In the economic sphere, Airbnb announced that it would no longer list rental properties in “Israeli settlements,” meaning Israeli-owned apartments in West Bank communities. The company did not specify whether that included East Jerusalem or the Golan Heights. The company regularly lists properties in other “disputed territories” such as Turkish-occupied Northern Cyprus and Tibet, making its discrimination against Israelis and Jews clear. A review of the petition submitted by JVP revealed it included a number of fraudulent names. A later report indicated that Airbnb was considering dropping listings in the Western Sahara.

The move is thus far unique but represents a serious escalation of corporate boycotts of Israel. The Airbnb decision was welcomed by the BDS movement and by members of the Israeli left, which had pressured the company for several years. In response, members of the Israeli Cabinet announced that plans were being developed to thwart the company’s action, including restricting its ability to work in Israel and bringing the matter to the attention of law enforcement official in the US to investigate whether the company was violating state-level laws against BDS. A class action lawsuit was also filed in a Jerusalem district court claiming the company’s policy was discriminatory under Israeli law, while another Israeli company filed suit against Air BnB in New York and California. Other ministers also called for Israelis to boycott Airbnb.
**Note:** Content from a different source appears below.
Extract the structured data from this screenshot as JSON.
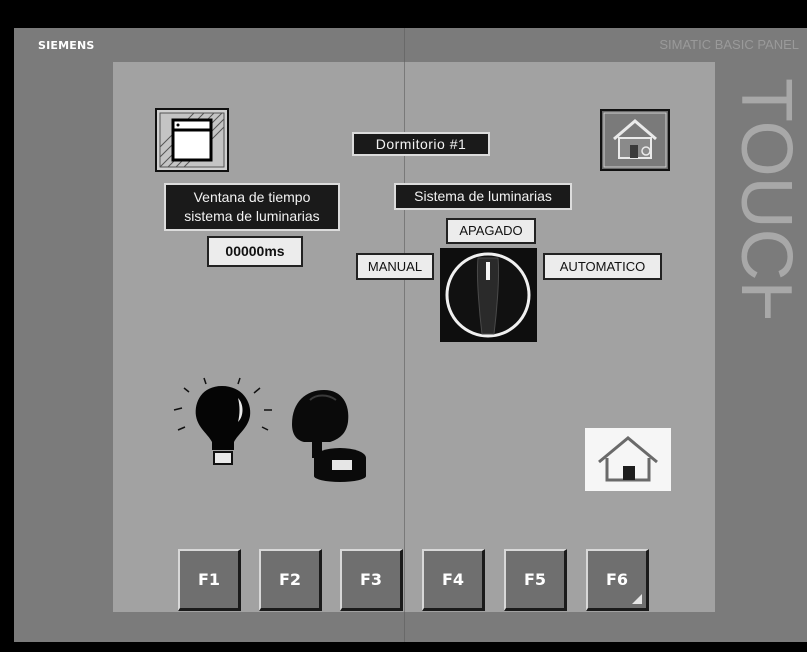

US Senator Rob Portman of Ohio also stated that he had inquired with the company regarding the new policy, and the governors of Florida and Illinois stated they would raise the issue with state investment authorities.

The Airbnb decision attracted widespread condemnation from Jewish and other sources, including the city of Beverly Hills, which stated the company was not welcome to list properties there because of the policy, but Palestinians and BDS supporters expressed hope that other companies would follow suit. A statement from the Israeli Strategic Affairs ministry noted, however, that to date the primary economic damage from BDS activities was to Palestinian and Israeli farmers in the Jordan Valley.

Finally, the Quakers of Britain announced that they would no longer invest in companies the “profit from the occupation of Palestine.” The group did not clarify whether this meant Israeli or other companies. The Quaker movement in the US is a leader in the BDS movement and has long evinced hostility towards Israel.